23. 21.El ácido nucleico de la reivindicación 20 que comprende la parte codificante (residuos 1-1152) de SEC ID Nº: 1.
24. 22.Un compuesto de unión que comprende un sitio de unión a antígeno de un anticuerpo que se une específicamente a un polipéptido que comprende la secuencia de aminoácidos madura (residuos 1-361) de SEC ID Nº: 2.
25. 23.Un compuesto de unión que comprende un sitio de unión a antígeno de un anticuerpo que se une específicamente a un polipéptido que consiste en la secuencia de aminoácidos madura (residuos 1-361) de SEC ID Nº: 2.
26. 24.El compuesto de unión de la reivindicación 22 o reivindicación 23 que comprende un fragmento de anticuerpo seleccionado entre el grupo que consiste en un fragmento Fv, un fragmento Fab y un fragmento Fab2.
27. 25.El compuesto de unión de la reivindicación 22 o reivindicación 23 en el que el compuesto de unión está marcado de forma detectable.
28. 26.Una formulación farmacéutica que comprende: a) el compuesto de unión de la reivindicación 22 o la reivindicación 23 y b) un vehículo o diluyente farmacéuticamente aceptable, en el que el compuesto de unión es un anticuerpo que tiene actividad agonista o antagonista.
29. 27.Un método in vitro para producir un complejo antígeno:anticuerpo, que comprende: a) poner en contacto el polipéptido de la reivindicación 1 con el compuesto de unión de la reivindicación 22 o reivindicación 23 y b) permitir que se forme dicho complejo.

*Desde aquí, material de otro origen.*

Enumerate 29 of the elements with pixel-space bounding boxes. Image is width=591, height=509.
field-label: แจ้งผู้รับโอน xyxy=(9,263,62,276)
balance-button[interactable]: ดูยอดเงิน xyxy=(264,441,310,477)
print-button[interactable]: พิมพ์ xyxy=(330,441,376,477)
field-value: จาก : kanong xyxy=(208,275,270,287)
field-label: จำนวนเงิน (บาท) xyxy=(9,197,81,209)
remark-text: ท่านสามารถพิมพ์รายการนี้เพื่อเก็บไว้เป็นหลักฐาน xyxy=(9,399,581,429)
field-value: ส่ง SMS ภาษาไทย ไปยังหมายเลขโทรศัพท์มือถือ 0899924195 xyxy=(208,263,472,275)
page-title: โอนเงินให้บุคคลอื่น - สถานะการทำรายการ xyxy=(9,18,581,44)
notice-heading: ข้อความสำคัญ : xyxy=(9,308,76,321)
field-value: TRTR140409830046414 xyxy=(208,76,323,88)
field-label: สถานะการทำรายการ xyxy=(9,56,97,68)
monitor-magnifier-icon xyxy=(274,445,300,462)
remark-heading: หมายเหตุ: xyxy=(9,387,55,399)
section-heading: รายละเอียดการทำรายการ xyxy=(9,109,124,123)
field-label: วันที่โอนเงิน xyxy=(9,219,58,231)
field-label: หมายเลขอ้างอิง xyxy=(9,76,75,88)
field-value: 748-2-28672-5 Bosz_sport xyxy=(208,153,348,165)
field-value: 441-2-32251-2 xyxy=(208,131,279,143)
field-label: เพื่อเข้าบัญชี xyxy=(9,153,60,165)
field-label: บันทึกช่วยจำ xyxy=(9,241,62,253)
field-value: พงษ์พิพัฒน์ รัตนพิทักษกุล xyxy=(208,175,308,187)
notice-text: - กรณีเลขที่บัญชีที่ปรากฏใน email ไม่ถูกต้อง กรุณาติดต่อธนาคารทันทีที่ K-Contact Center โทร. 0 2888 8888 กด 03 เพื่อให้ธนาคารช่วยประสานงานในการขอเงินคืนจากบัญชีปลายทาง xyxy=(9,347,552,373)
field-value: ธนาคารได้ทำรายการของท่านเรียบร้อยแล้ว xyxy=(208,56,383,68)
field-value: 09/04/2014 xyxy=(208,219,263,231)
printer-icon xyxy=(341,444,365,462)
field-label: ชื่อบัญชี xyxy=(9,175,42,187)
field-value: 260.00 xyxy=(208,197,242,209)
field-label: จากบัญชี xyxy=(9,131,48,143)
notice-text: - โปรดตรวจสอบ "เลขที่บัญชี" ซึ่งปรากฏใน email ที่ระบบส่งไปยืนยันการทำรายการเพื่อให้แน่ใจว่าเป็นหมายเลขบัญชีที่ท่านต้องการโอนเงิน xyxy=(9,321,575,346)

30. 28.Un complejo que comprende: a) el polipéptido de la reivindicación 1 y b) el compuesto de unión de la reivindicación 22 o reivindicación 23.
31. 29.El compuesto de unión de la reivindicación 22 o reivindicación 23, en el que el anticuerpo es un anticuerpo quimérico.
32. 30.El compuesto de unión de la reivindicación 22 o reivindicación 23, en el que el anticuerpo es un anticuerpo humanizado.
33. 31.El compuesto de unión de la reivindicación 22 o reivindicación 23, en el que el anticuerpo es un anticuerpo humano.
34. 32.Uso del compuesto de unión de la reivindicación 22 o reivindicación 23 en la preparación de un medicamento, en el que el compuesto de unión es un anticuerpo que tiene actividad agonista o antagonista.
35. 33.Una composición que comprende el compuesto de unión de la reivindicación 22 o reivindicación 23 para uso como un medicamento, en la que el compuesto de unión es un anticuerpo que tiene actividad agonista o antagonista.